One can also imagine that the counterfeiting is the work of activists of the feminist movement or those who oppose Catholic clericalism. Or maybe it's a combination of both. On the other hand, it is possible that the forger of the fragment tried to undermine the liberal positions of scholars such as King, showing that they are naive and can be easily fooled. Some commentators have taken this position.

For example, in early May, the Stand Firm website, which, along with sections on the Church of England, Catholics and Muslims, has a section entirely devoted to abortion, posted a short article titled "The Gospel of Jesus' Wife Fragment is a Carefully Planned Fraud." "It's hard to believe," writes the author of the article, "that being an expert you can fall for such a trick." King responds rather softly to all these attacks; she told us that she was “frustrated” by the accusations because they interfered with the “open discussion of arguments”.

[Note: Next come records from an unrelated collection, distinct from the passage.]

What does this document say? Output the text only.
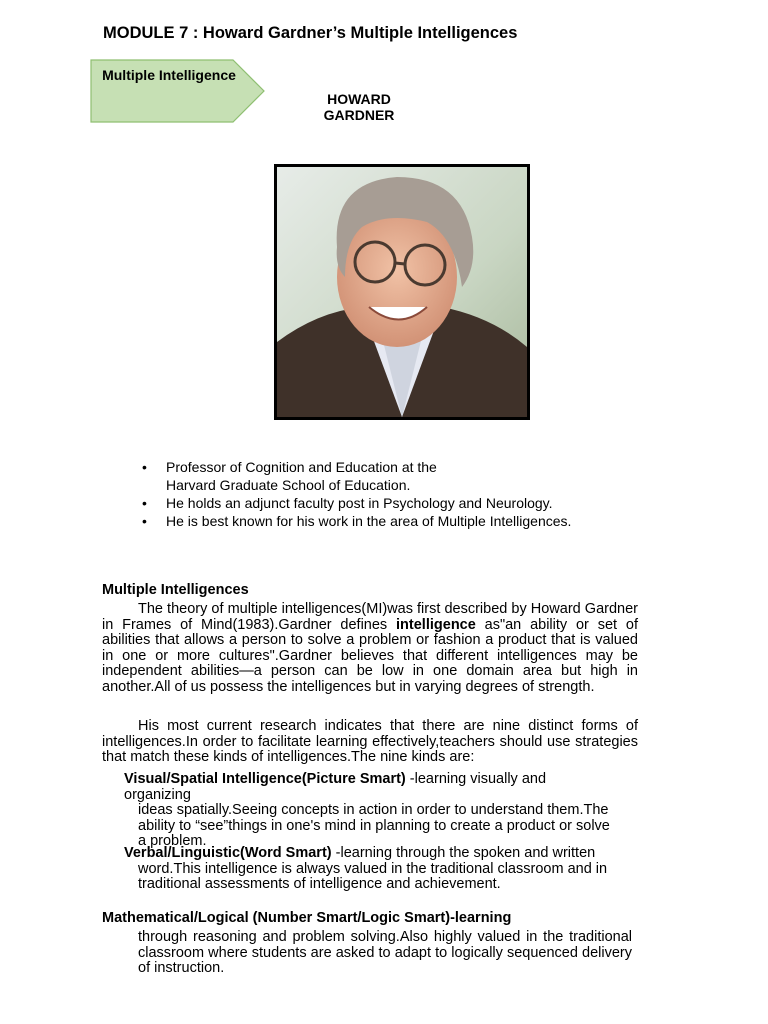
MODULE 7 : Howard Gardner’s Multiple Intelligences
Multiple Intelligence
HOWARD GARDNER
• Professor of Cognition and Education at the
Harvard Graduate School of Education.
• He holds an adjunct faculty post in Psychology and Neurology.
• He is best known for his work in the area of Multiple Intelligences.
Multiple Intelligences
The theory of multiple intelligences(MI)was first described by Howard Gardner in Frames of Mind(1983).Gardner defines intelligence as"an ability or set of abilities that allows a person to solve a problem or fashion a product that is valued in one or more cultures".Gardner believes that different intelligences may be independent abilities—a person can be low in one domain area but high in another.All of us possess the intelligences but in varying degrees of strength.
His most current research indicates that there are nine distinct forms of intelligences.In order to facilitate learning effectively,teachers should use strategies that match these kinds of intelligences.The nine kinds are:
Visual/Spatial Intelligence(Picture Smart) -learning visually and organizing
ideas spatially.Seeing concepts in action in order to understand them.The ability to “see”things in one's mind in planning to create a product or solve a problem.
Verbal/Linguistic(Word Smart) -learning through the spoken and written
word.This intelligence is always valued in the traditional classroom and in traditional assessments of intelligence and achievement.
Mathematical/Logical (Number Smart/Logic Smart)-learning
through reasoning and problem solving.Also highly valued in the traditional classroom where students are asked to adapt to logically sequenced delivery of instruction.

However, this latter possibility - an attempt to shame as a way of expressing discontent - has a history of its own in academia. In October 2013, more than 150 open access scientific journals were embarrassed when it was revealed that they had accepted for publication a false article on the treatment of cancer with lichen. It was written specifically to expose the low standards of scientific journals and publishers.

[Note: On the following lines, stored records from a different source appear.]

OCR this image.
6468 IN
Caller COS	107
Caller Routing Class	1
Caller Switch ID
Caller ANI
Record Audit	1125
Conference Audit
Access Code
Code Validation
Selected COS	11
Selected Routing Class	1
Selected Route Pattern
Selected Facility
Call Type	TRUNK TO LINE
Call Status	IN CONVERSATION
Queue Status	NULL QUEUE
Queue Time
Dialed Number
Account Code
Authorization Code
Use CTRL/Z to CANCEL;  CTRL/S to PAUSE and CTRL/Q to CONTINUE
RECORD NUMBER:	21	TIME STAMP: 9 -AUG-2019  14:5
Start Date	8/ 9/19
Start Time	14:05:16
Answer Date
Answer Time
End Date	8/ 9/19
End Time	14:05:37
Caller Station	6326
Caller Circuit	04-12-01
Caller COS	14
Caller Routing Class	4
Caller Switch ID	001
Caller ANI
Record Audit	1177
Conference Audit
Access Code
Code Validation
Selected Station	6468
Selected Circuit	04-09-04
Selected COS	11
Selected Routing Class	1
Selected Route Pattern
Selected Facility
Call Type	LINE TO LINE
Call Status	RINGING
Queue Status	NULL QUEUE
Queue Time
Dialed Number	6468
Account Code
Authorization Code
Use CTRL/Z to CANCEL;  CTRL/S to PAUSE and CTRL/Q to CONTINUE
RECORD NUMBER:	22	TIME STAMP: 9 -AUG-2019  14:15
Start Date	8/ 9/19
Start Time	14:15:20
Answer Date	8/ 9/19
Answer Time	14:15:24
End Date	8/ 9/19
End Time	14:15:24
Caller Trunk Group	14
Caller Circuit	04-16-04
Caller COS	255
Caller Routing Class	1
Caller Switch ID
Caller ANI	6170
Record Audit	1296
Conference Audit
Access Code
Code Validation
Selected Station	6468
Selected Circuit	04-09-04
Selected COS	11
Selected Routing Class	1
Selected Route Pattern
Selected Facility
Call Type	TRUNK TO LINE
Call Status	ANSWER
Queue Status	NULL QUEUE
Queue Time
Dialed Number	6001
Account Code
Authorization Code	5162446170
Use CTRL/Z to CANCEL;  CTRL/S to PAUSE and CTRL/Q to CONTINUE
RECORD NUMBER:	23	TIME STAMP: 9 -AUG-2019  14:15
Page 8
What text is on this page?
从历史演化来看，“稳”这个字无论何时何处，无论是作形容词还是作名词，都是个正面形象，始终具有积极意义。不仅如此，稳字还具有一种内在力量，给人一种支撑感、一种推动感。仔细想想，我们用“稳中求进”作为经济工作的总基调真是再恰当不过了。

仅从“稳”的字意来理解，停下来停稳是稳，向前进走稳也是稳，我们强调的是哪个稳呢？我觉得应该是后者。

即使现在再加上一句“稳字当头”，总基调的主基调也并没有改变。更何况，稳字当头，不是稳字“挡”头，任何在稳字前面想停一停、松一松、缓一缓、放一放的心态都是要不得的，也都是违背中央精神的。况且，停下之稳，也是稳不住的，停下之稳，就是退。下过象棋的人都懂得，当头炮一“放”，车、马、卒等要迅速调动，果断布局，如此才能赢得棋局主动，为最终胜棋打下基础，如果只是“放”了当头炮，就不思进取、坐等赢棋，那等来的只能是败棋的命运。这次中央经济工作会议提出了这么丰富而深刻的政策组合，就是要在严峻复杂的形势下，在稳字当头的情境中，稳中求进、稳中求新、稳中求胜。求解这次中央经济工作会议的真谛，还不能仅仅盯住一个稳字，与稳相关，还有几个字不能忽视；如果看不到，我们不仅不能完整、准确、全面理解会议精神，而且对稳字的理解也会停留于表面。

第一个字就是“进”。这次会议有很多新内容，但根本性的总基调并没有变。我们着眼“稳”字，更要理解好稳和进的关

Perhaps the forger of the Gospel of the Wife of Jesus hoped that exposing the text as a fake would likewise tarnish the reputation of a feminist New Testament investigation. Whether the falsifier had such a goal or not, in the opinion of many, feminists have long been asking for this. According to Askeland, this whole scandal arose due to the increased interest of feminists in early Christianity.

Perhaps the forger was simply intent on playing an exquisite cruelty to scientists. There are precedents of this kind. In the early twentieth century, the German church historian Hans Lietzmann inserted lines into a Byzantine text and invited his colleagues to define them. (They did not identify.) Similar motives are attributed to Columbia University historian Morton Smith, who in 1958 "discovered" a passage from a supposedly ancient text known as the Secret Gospel of Mark. There was a scene in which a naked youth, wrapped in a veil, spent the night with Jesus.

At first, such a statement created a sensation (Jesus was gay!). But numerous factors, not least the fact that the manuscript was somehow lost when Smith published the photographs of it, led most scholars to conclude that it was a fake. In his book about this strange episode, The Secret Gospel of Mark Unveiled, Peter Jeffery states that Smith played the game mainly to “rejoice in his brilliant ingenuity. . In academia, such things are not unimaginable.

In fact, in the scientific world of ancient history and ancient texts, anything is possible - because very little is known for certain in this area. Despite the mountains of evidence that the "Gospel of Jesus' Wife" is a fake, there is still a small but real possibility that it is genuine. Thus, the question arises: how many historical reconstructions are scientists willing to put at stake, using such flimsy justifications?

Or another question: even if this fragment turns out to be without a doubt genuine, could one small scrap of papyrus be so important as to radically change our understanding of the past? The problem with reconstructing the distant past is that with so little credible evidence, the discovery of even the smallest evidence threatens with exaggerated consequences. In such a situation, abuse is quite possible. And the more sensationally the media write about these discoveries, the more such abuse we can expect.